Due esplosioni, avvenute a pochi secondi di distanza. Probabilmente due attentatori suicidi, stando alle prime ricostruzioni. I corpi infatti giacciano a terra in due cerchi del diametro di una ventina di metri. Per terra restano brandelli di striscioni e bandiere del partito di Demirtas. A pochi minuti dall’attentato la polizia turca è intervenuta disperdendo la folla con il lancio di lacrimogeni e sparando in aria. Al momento non è giunta alcuna rivendicazione per l’attentato e le autorità non si sono ancora pronunciate.
Il leader filo-curdo Demirtas ha commentato su twitter: “Ci troviamo di fronte a un’agenda da serial killer. Chi vuole la pace viene assassinato, mentre i capi banda possono manifestare al sicuro nel paese”. La manifestazione di questa mattina era organizzata da sindacati e numerose ong per chiedere la fine degli scontri fra esercito e Pkk, ripresi alla fine di luglio. Alla marcia aveva aderito anche l’HDP, che nelle ultime settimane ha svolto un difficile ruolo di mediazione fra governo e militanti curdi. Il governo ha accusato a più riprese l’HDP di connivenze con il gruppo terrorista.
Quello di stamattina è l’episodio più grave nell’escalation degli ultimi mesi. Un bomba aveva colpito il comizio finale dell’HDP a Diyarbakir alla vigilia delle elezioni del 7 giugno. Nel mezzo di una paralisi politica senza precedenti, con l’Akp del presidente Erdogan e del premier Davutoglu che ha perso la maggioranza assoluta proprio a causa dell’ingresso in parlamento del partito filo-curdo, gli attentati e le violenze si sono moltiplicati in tutto il paese. Alla fine di luglio un attentatore suicida si era fatto esplodere all’interno di un centro culturale di Suruc, nel sud-est curdo, dove si stavano riunendo organizzazioni giovanili per coordinare gli aiuti per la ricostruzione della città siriana di Kobane.

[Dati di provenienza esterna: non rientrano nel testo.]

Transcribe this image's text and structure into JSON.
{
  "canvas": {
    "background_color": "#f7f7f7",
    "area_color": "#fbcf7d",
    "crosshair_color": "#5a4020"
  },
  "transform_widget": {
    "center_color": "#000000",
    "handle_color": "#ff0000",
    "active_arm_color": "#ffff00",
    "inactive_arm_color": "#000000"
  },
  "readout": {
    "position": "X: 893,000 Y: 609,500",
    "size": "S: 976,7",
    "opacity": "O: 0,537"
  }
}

L’episodio ha riaperto il conflitto fra esercito e Pkk. La Turchia ha iniziato una discussa operazione “antiterrorismo” contro l’Isis e il gruppo armato curdo, in realtà concentrandosi solo su quest’ultimo. Il sud-est del paese è militarizzato, con le truppe di Ankara che procedono città per città nel tentativo di sgominare le cellule del Pkk, annunciando coprifuoco e tenendo sotto scacco interi quartieri come a Cizre e Silvan. I militanti rispondono con attentati contro l’esercito come quello di Daglica. E ora che le violenze si allargano anche al resto del paese, le prospettive per il futuro della Turchia si fanno sempre più cupe.